Flore Laurentienne – Volume II (RVNG Intl.)
As Flore Laurentienne, Quebecois neo-classical composer Mathieu David Gagnon creates sprawling instrumental works in thrall of the natural world, imbuing the collective sound of a string orchestra with one-man voyages on vintage synths. “Promenade” imagines what Mort Garson could have done if he had the budget to expand Plantasia into a symphony, while “Voiles” finds Gagnon’s electronic warbles surrounded by eight swirling oboists. Citing Bach as a primary influence while introducing decidedly non-baroque textures, Flore Laurentienne’s aesthetic ambitions know no bounds.
Stuck – “Do Not Reply” feat. Miranda Winters (Born Yesterday)

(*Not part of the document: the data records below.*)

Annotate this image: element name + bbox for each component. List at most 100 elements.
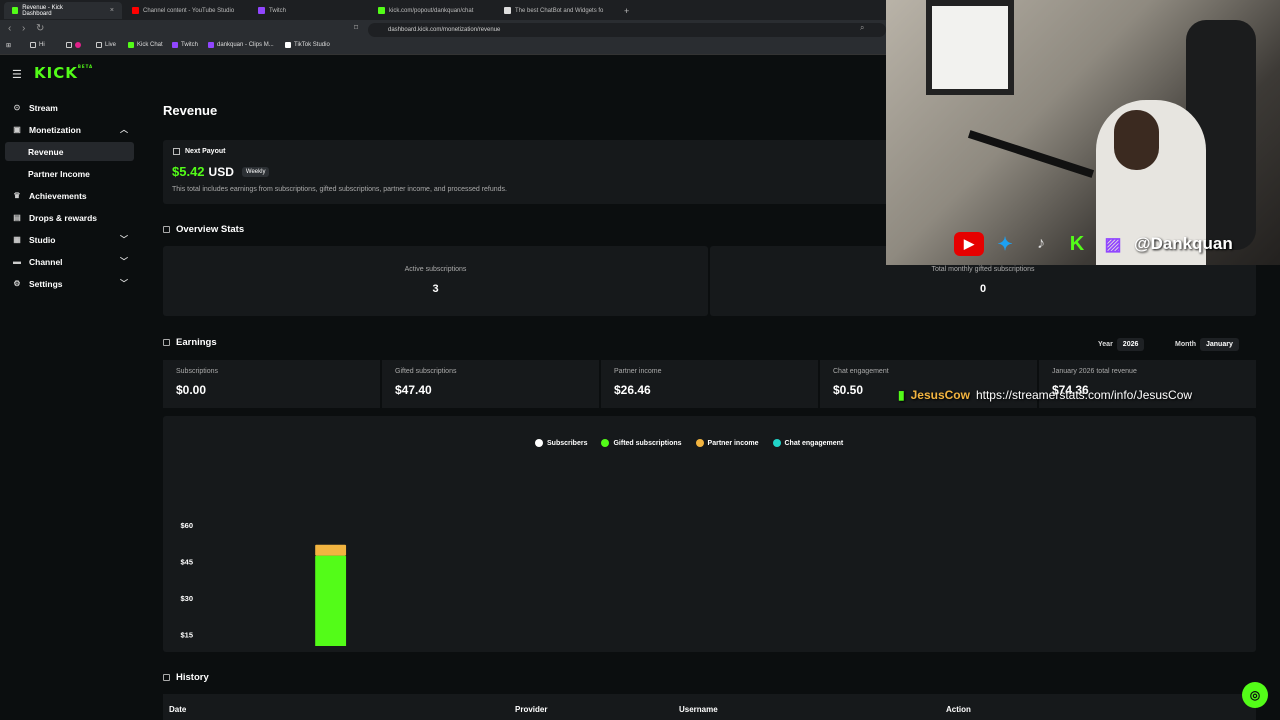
chart-legend: Subscribers Gifted subscriptions Partner…	[535, 439, 843, 447]
legend-gifted[interactable]: Gifted subscriptions	[601, 439, 682, 447]
stats-icon	[163, 339, 170, 346]
chevron-down-icon: ﹀	[120, 257, 128, 266]
gift-icon: ▤	[13, 213, 21, 222]
legend-chat[interactable]: Chat engagement	[772, 439, 843, 447]
chevron-down-icon: ﹀	[120, 235, 128, 244]
earnings-chart: $0$15$30$45$60December 31January 4Januar…	[180, 521, 347, 646]
col-provider[interactable]: Provider	[515, 705, 547, 714]
stat-value: 0	[979, 283, 987, 295]
bookmark-clips[interactable]: dankquan - Clips M...	[208, 42, 274, 48]
y-tick-label: $15	[180, 631, 193, 640]
twitch-icon	[172, 42, 178, 48]
tab-revenue-kick[interactable]: Revenue - Kick Dashboard ×	[4, 2, 122, 19]
legend-dot	[695, 439, 704, 447]
col-action[interactable]: Action	[946, 705, 971, 714]
stats-icon	[163, 226, 170, 233]
stat-label: Total monthly gifted subscriptions	[931, 266, 1035, 273]
bookmark-hi[interactable]: Hi	[30, 42, 45, 48]
kick-icon: ▮	[898, 388, 905, 402]
tab-kick-chat[interactable]: kick.com/popout/dankquan/chat	[370, 2, 494, 19]
broadcast-icon: ⊙	[13, 103, 21, 112]
pink-icon	[75, 42, 81, 48]
back-icon[interactable]: ‹	[8, 23, 11, 34]
folder-icon	[30, 42, 36, 48]
earnings-gifted: Gifted subscriptions $47.40	[382, 360, 599, 408]
y-tick-label: $30	[180, 594, 193, 603]
tab-botrix[interactable]: The best ChatBot and Widgets fo	[496, 2, 620, 19]
mic-arm	[967, 130, 1095, 178]
sidebar: ☰ KICKBETA ⊙ Stream ▣ Monetization ︿ Revenu…	[0, 56, 145, 720]
bookmark-twitch[interactable]: Twitch	[172, 42, 198, 48]
wall-picture	[926, 0, 1014, 95]
stat-label: Active subscriptions	[404, 266, 467, 273]
chat-username: JesusCow	[910, 388, 970, 402]
bookmark-icon[interactable]: ⌑	[354, 23, 358, 32]
twitch-icon: ▨	[1104, 234, 1122, 254]
bookmark-live[interactable]: Live	[96, 42, 116, 48]
kick-icon	[378, 7, 385, 14]
sidebar-item-revenue[interactable]: Revenue	[5, 142, 134, 161]
webcam-overlay: ▶ ✦ ♪ K ▨ @Dankquan	[886, 0, 1280, 265]
close-tab-icon[interactable]: ×	[110, 7, 114, 14]
legend-subscribers[interactable]: Subscribers	[535, 439, 587, 447]
twitch-icon	[208, 42, 214, 48]
chevron-up-icon: ︿	[120, 125, 128, 134]
active-subscriptions-card: Active subscriptions 3	[163, 246, 708, 316]
legend-partner[interactable]: Partner income	[695, 439, 759, 447]
month-select[interactable]: Month January	[1175, 338, 1239, 351]
col-username[interactable]: Username	[679, 705, 718, 714]
earnings-subscriptions: Subscriptions $0.00	[163, 360, 380, 408]
new-tab-button[interactable]: +	[616, 2, 637, 19]
gear-icon: ⚙	[13, 279, 21, 288]
bookmark-kick-chat[interactable]: Kick Chat	[128, 42, 163, 48]
sidebar-item-stream[interactable]: ⊙ Stream	[5, 98, 134, 117]
y-tick-label: $60	[180, 521, 193, 530]
headset-icon: ◎	[1249, 688, 1261, 702]
twitch-icon	[258, 7, 265, 14]
sidebar-item-achievements[interactable]: ♛ Achievements	[5, 186, 134, 205]
chat-message: https://streamerstats.com/info/JesusCow	[975, 388, 1193, 402]
sidebar-item-settings[interactable]: ⚙ Settings ﹀	[5, 274, 134, 293]
reload-icon[interactable]: ↻	[36, 23, 44, 34]
streamer-head	[1114, 110, 1159, 170]
payout-amount: $5.42	[172, 164, 205, 179]
forward-icon[interactable]: ›	[22, 23, 25, 34]
sidebar-item-studio[interactable]: ▦ Studio ﹀	[5, 230, 134, 249]
payout-badge: Weekly	[241, 166, 270, 177]
page-title: Revenue	[163, 103, 218, 118]
folder-icon	[96, 42, 102, 48]
dollar-icon: ▣	[13, 125, 21, 134]
kick-logo[interactable]: KICKBETA	[34, 64, 93, 82]
sidebar-item-partner-income[interactable]: Partner Income	[5, 164, 134, 183]
col-date[interactable]: Date	[169, 705, 186, 714]
payout-label: Next Payout	[185, 148, 226, 155]
sidebar-item-drops[interactable]: ▤ Drops & rewards	[5, 208, 134, 227]
legend-dot	[601, 439, 610, 447]
history-icon	[163, 674, 170, 681]
url-input[interactable]: dashboard.kick.com/monetization/revenue	[368, 23, 886, 37]
support-chat-button[interactable]: ◎	[1242, 682, 1268, 708]
kick-icon: K	[1069, 233, 1085, 255]
menu-icon[interactable]: ☰	[12, 68, 22, 81]
social-handles: ▶ ✦ ♪ K ▨ @Dankquan	[954, 232, 1233, 256]
year-select[interactable]: Year 2026	[1098, 338, 1145, 351]
sidebar-item-monetization[interactable]: ▣ Monetization ︿	[5, 120, 134, 139]
bar-1-3[interactable]	[315, 555, 347, 646]
zoom-icon[interactable]: ⌕	[860, 23, 864, 33]
history-table-header: Date Provider Username Action	[163, 694, 1256, 720]
tab-youtube-studio[interactable]: Channel content - YouTube Studio	[124, 2, 248, 19]
legend-dot	[772, 439, 781, 447]
bookmark-folder[interactable]	[66, 42, 81, 48]
history-heading: History	[163, 672, 209, 683]
earnings-heading: Earnings	[163, 337, 217, 348]
channel-icon: ▬	[13, 257, 21, 266]
earnings-partner: Partner income $26.46	[601, 360, 818, 408]
apps-icon[interactable]: ⊞	[6, 42, 11, 49]
bookmark-tiktok[interactable]: TikTok Studio	[285, 42, 330, 48]
sidebar-item-channel[interactable]: ▬ Channel ﹀	[5, 252, 134, 271]
bar-2-3[interactable]	[315, 544, 347, 556]
overview-heading: Overview Stats	[163, 224, 244, 235]
chevron-down-icon: ﹀	[120, 279, 128, 288]
tab-twitch[interactable]: Twitch	[250, 2, 368, 19]
kick-icon	[128, 42, 134, 48]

The latest single from Chicago punks Stuck is a cathartic, pissed off request for an inch of space in a panic-inducing capitalist reality. It’s easy for any aspiring artist to relate to singer Greg Obis when he howls “All I want is just a long leash / I don’t even want to be a star.” As the song careens into its chorus at 1,000 miles per hour, Obis’s voice is joined by Miranda Winters of Melkbelly, before the band down shifts into a sludgy, half-speed conclusion. Even if it falls on deaf ears, Stuck fill out comment cards in all caps, expressing their corporate rage through gang chants and buzzsaw guitars.
Wasted Cathedral – Retreat Into Fantasy Soundtracks (Cardinal Fuzz / Centripetal Force)
Saskatoon’s Chris Laramee is known for his work with stoner rock sextet Shooting Guns and shoegaze pop group the Radiation Flowers, but my favourite of his many projects are the solo voyages of Wasted Cathedral. Retreat Into Fantasy Soundtracks smooths out the approach of his 2021 album, I’m Gonna Love You Until The End of Time, sanding off the harsh edges of his golden hour ambience and dubby, downtempo breakbeat bliss. Instruments appear like mirages in the distance before being subsumed into shimmering drones or something far more haunting. Laramee views Wasted Cathedral as incidental music for the movies of his mind, and he can count on me to keep buying tickets.